Depois de uma reunião do secretariado, que começou às 8h30 e se estendeu até o meio-dia de hoje, o vice-governador gaúcho, Miguel Rossetto, disse que o documento divulgado ontem à noite pelo Ministério da Fazenda tem a intenção de "desviar a atenção" do País em relação à disparada do dólar. "A medida do ministério mostra a agudização da dependência internacional do governo brasileiro, que deixou de ser apenas econômica para se tornar também psíquica e ética", acrescentou Koutzii.
O governador Olívio Dutra (PT) participou da reunião, mas não falou à imprensa. Ao final, apesar das duras declarações, os secretários reafirmaram o desejo do governo estadual de renegociar os termos da dívida do Estado com a União.
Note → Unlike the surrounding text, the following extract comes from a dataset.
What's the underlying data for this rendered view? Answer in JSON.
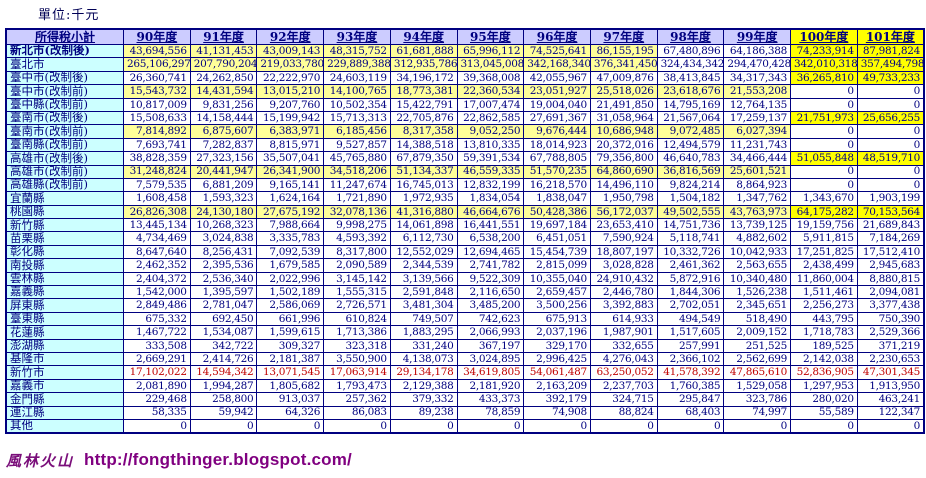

Ontem à noite, Olívio falou com Fernando Henrique Cardoso pelo telefone durante 20 minutos, quando o presidente lhe garantiu não ter tomado conhecimento prévio da nota do Ministério da Fazenda.
"O papel do ministério foi melancólico", disse Flávio Koutzii. Para o vice-govenrador Miguel Rossetto, "a nota enche de vergonha a nação brasileira e o povo gaúcho". Para o governo do Rio Grande do Sul, a declaração do Ministério da Fazenda foi "irresponsável e inverídica, pois mesmo depositando em juízo parte do pagamento da dívida deste mês com a união, o Estado continua em dia com suas obrigações.